Populist movements all over Europe, remarkably emotional election campaigns, and alternative facts having progressively entered into political argumentation, highlight the rise of a communication culture in which political and societal debates are framed by appeals to emotions and are ever more disconnected to evidence.
ICES fosters academic exchange and interdisciplinary research addressing the nexus of communication and evidence. Communication processes and the actors contributing to it are of particular interest. As such, ICES takes an interest in research designs which take into account the framing of communication acts, the context of reception, its interpretation given by different part(ie)s, its misappropriation, subversion and containment. We support studies of political communication, in terms of the transmission of political decision-making to the public and its contestations in the public sphere. This also includes understanding the role and interplay of journalistic experts and scientific researchers. Within this, also of relevance are the multiplication of communication parties, communication acts and communication channels, as well as the rise of non-human communication by algorithmic programmed bots, their intervention in social media and their forging of political convictions.

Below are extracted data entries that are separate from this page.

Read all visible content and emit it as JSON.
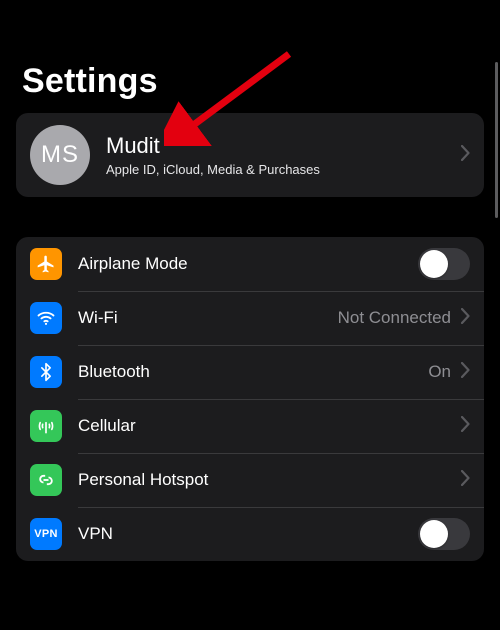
{
  "title": "Settings",
  "profile": {
    "initials": "MS",
    "name": "Mudit",
    "subtitle": "Apple ID, iCloud, Media & Purchases"
  },
  "rows": {
    "airplane": {
      "label": "Airplane Mode"
    },
    "wifi": {
      "label": "Wi-Fi",
      "value": "Not Connected"
    },
    "bluetooth": {
      "label": "Bluetooth",
      "value": "On"
    },
    "cellular": {
      "label": "Cellular"
    },
    "hotspot": {
      "label": "Personal Hotspot"
    },
    "vpn": {
      "label": "VPN",
      "badge": "VPN"
    }
  },
  "colors": {
    "airplane": "#ff9500",
    "wifi": "#007aff",
    "bluetooth": "#007aff",
    "cellular": "#34c759",
    "hotspot": "#34c759",
    "vpn": "#007aff"
  }
}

Thus, evidence is of core relevance in terms of news as proven and as a proof for ‘the truth’. The proof itself reflects a comprehensible rationality in democratic societies and for democratic communication in terms of distributed or shared agency.
Against this background, ICES promotes interdisciplinary research into ‘Communication and Evidence’ which addresses matters of esthetical, societal and political communication as well as the medial conditions and their effects on cultures of communication and the representation of Europe as a whole.